2010-08-18 langenstein 008
Originally uploaded by antje b.
Near the town that I spent second most of my childhood in, I was shown a little gem of local history the other day that I didn't even know existed. We have a lot of sandstone hills and mountains in our area, and naturally there are quite a few caves in the rock. However, humans have helped things along a bit here and there, and this is an example:
The cave apartments in Langenstein were dug into the relatively soft sandstone by labourers working for the local landowner. They paid a token amount and were equipped with the tools by their employer and then dug their own digs, if you like.
All this happened during the mid 19th century. The abodes had a front room with a window, a kitchen or kitchenette (although I doubt they called it that) with a vent (i.e. a hole in the 'roof') and one or more bedrooms or rather alcoves for beds deeper in the rock face. Apparently, the places were not really damp or cold, seeing as the kitchens were used on a daily basis which kept the caves dry.
By the turn of the century, the flats were abandoned and have since then been used for storage. Recently, a volunteer group was set up to restore the caves as an informal and private museum to keep this part of local history alive. A few of several flats have been filled with typical furniture (bought on flea markets) of the time and the class of people who'd have lived there. Others are still empty. All this is done on a voluntary basis by people who are laudably enthusiastic about the place they live in. Visiting the museum is free, only one of the flats has a jar near the entrance for donations to finance the maintenance work.

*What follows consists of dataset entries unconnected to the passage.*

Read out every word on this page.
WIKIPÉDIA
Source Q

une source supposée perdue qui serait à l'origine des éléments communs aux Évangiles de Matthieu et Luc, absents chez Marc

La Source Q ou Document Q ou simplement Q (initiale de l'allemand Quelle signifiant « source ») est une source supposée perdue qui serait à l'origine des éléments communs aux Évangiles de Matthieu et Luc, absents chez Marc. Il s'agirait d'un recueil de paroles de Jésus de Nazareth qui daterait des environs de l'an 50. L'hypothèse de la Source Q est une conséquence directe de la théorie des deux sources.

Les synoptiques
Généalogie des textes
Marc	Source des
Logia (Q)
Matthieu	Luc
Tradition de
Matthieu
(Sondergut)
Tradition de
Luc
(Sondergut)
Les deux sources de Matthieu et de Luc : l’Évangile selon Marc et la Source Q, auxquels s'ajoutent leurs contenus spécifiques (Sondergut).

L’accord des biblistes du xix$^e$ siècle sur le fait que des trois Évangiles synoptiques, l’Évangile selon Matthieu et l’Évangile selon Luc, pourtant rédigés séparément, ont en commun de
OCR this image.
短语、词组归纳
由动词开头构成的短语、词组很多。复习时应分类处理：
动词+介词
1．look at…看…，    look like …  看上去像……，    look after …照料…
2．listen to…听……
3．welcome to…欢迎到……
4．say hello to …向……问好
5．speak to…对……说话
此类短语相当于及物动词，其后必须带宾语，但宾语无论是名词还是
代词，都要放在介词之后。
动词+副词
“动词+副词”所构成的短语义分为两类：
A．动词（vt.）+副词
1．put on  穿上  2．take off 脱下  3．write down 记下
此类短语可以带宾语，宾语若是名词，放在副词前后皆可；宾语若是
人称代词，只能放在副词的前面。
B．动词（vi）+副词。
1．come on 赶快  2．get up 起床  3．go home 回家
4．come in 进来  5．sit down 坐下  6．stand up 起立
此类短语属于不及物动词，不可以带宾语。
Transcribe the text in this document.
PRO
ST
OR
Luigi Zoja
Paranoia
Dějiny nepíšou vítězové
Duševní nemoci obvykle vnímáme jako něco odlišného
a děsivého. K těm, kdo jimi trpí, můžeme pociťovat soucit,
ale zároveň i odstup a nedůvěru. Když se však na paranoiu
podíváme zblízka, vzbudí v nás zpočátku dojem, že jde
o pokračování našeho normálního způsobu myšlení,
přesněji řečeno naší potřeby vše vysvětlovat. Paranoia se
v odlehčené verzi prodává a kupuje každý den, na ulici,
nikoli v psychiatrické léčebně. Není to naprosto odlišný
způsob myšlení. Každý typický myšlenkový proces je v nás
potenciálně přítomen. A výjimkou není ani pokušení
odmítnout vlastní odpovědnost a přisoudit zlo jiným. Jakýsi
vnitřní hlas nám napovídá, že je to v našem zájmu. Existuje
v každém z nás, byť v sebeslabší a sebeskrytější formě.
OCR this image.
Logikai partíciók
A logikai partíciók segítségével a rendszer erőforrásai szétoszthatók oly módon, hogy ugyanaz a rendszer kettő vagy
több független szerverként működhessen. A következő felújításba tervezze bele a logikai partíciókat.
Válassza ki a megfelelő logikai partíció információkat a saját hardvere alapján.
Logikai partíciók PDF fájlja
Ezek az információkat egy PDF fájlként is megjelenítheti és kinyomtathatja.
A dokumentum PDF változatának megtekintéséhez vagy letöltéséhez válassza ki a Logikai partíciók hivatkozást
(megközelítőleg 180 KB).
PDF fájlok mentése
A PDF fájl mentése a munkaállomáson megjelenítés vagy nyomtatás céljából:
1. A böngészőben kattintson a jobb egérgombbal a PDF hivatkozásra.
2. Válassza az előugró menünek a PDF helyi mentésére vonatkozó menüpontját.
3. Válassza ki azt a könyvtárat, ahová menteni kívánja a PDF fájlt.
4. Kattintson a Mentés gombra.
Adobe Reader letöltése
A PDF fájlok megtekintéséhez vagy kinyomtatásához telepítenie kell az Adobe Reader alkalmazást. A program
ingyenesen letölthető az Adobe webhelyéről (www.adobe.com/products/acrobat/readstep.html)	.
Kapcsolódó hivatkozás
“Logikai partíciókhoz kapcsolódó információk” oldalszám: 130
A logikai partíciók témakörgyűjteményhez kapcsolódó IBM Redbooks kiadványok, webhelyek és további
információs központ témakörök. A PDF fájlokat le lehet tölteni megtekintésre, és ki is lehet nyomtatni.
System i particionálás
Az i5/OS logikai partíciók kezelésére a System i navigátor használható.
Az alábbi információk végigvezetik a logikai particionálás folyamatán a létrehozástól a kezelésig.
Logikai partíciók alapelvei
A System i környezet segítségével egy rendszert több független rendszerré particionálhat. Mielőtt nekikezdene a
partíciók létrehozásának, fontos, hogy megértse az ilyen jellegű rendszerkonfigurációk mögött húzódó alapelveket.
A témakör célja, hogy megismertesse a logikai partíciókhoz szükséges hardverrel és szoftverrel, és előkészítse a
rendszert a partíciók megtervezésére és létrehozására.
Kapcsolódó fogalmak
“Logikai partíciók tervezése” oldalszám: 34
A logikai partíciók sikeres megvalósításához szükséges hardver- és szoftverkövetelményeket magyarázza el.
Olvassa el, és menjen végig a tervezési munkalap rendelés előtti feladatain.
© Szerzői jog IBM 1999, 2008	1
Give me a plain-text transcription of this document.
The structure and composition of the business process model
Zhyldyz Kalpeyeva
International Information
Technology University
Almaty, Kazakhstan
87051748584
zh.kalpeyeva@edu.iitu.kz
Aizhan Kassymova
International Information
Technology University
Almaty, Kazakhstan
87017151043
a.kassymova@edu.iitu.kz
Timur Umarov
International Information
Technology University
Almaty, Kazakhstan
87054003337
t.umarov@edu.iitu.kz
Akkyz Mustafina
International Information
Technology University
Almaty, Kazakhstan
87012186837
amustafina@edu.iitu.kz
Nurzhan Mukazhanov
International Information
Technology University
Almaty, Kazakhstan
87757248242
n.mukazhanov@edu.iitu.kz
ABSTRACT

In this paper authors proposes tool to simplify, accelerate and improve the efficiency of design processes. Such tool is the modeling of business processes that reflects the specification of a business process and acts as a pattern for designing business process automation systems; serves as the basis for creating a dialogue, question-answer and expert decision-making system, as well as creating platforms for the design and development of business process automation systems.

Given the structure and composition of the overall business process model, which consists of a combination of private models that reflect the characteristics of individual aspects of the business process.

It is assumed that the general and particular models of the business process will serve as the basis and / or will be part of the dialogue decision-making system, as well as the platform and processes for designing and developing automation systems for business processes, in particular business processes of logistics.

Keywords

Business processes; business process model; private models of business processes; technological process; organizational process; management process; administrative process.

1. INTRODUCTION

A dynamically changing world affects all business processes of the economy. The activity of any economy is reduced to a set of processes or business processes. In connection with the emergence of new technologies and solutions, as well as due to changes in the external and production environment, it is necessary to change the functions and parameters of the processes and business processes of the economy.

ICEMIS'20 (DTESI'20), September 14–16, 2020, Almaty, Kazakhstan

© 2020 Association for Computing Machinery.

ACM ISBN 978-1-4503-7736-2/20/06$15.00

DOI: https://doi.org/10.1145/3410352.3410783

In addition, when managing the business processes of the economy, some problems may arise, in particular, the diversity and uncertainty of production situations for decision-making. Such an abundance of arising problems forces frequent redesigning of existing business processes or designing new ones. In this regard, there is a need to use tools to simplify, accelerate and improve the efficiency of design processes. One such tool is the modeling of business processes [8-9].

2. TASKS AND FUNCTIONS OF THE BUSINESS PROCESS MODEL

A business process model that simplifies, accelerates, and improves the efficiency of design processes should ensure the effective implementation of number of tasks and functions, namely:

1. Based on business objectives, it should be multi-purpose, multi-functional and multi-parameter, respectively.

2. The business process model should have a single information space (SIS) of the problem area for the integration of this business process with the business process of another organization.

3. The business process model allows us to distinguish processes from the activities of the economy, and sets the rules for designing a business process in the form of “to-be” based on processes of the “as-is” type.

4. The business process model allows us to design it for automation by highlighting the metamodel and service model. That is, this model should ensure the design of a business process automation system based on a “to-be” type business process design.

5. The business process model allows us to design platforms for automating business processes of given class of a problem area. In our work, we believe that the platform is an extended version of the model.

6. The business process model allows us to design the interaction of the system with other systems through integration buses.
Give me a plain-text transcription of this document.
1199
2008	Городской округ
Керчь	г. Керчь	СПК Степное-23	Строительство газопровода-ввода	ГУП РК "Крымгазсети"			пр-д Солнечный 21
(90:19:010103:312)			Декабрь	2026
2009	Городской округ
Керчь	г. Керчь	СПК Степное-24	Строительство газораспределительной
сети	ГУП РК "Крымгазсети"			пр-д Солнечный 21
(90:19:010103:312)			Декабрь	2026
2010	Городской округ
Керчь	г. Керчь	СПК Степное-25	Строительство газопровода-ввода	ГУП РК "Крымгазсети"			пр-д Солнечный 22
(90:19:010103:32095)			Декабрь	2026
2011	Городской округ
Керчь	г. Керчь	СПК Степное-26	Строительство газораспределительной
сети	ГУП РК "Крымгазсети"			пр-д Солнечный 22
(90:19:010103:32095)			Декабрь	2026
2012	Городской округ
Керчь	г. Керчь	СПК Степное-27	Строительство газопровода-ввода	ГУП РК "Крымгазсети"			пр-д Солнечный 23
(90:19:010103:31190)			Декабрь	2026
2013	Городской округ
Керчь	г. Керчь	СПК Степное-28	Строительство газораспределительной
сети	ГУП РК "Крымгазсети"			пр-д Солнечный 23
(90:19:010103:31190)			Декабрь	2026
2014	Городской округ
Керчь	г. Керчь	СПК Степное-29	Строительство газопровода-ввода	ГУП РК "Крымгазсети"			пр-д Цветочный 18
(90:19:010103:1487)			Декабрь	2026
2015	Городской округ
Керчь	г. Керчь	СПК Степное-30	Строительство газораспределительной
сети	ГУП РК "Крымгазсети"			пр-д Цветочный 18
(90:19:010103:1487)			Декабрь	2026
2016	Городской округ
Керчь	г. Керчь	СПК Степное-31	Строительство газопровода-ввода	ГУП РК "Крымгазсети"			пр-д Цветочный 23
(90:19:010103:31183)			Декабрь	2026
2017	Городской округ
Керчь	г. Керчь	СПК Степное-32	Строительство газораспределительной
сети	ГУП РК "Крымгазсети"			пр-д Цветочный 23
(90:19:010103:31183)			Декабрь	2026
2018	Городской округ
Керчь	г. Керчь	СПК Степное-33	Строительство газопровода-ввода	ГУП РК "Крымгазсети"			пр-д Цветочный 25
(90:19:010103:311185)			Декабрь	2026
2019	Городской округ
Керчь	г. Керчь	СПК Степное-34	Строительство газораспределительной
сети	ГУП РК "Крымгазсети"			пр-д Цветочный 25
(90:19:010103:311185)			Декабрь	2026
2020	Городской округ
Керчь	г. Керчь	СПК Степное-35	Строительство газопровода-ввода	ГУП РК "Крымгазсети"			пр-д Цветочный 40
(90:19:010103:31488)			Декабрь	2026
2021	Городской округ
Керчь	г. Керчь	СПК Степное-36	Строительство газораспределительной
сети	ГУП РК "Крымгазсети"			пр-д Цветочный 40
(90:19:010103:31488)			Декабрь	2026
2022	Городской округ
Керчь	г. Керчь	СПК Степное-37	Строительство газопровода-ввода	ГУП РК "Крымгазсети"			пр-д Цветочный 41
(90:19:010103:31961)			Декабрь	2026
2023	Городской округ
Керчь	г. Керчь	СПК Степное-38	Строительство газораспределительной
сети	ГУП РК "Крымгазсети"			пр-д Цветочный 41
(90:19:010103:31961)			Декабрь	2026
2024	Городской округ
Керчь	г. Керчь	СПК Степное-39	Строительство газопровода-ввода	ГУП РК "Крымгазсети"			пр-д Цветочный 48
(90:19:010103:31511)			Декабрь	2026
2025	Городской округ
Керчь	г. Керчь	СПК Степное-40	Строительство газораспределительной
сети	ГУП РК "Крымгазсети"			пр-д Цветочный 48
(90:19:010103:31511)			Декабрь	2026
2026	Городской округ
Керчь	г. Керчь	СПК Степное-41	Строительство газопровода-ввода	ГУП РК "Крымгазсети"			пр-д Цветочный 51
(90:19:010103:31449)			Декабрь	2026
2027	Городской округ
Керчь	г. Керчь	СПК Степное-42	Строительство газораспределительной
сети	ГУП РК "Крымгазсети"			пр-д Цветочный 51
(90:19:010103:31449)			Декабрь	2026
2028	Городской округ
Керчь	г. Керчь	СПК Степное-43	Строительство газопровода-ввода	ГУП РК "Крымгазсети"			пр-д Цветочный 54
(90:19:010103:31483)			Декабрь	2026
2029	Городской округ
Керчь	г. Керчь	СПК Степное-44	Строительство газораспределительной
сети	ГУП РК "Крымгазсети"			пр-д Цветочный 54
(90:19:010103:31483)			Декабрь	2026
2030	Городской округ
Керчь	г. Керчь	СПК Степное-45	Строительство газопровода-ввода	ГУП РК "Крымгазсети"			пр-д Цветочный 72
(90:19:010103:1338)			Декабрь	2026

All the more astonishing is the story of a visitor from outside the region who, judging by the number plate (German number plates show the place the vehicle is registered in), came a long way to see the caves which were open but unsupervised at that time of the day, and at the end of the visit helped himself to an oil lamp he rather fancied. When he was apprehended in the street and challenged about the item he'd taken from the museum, his excuse was: "Well, the place was open."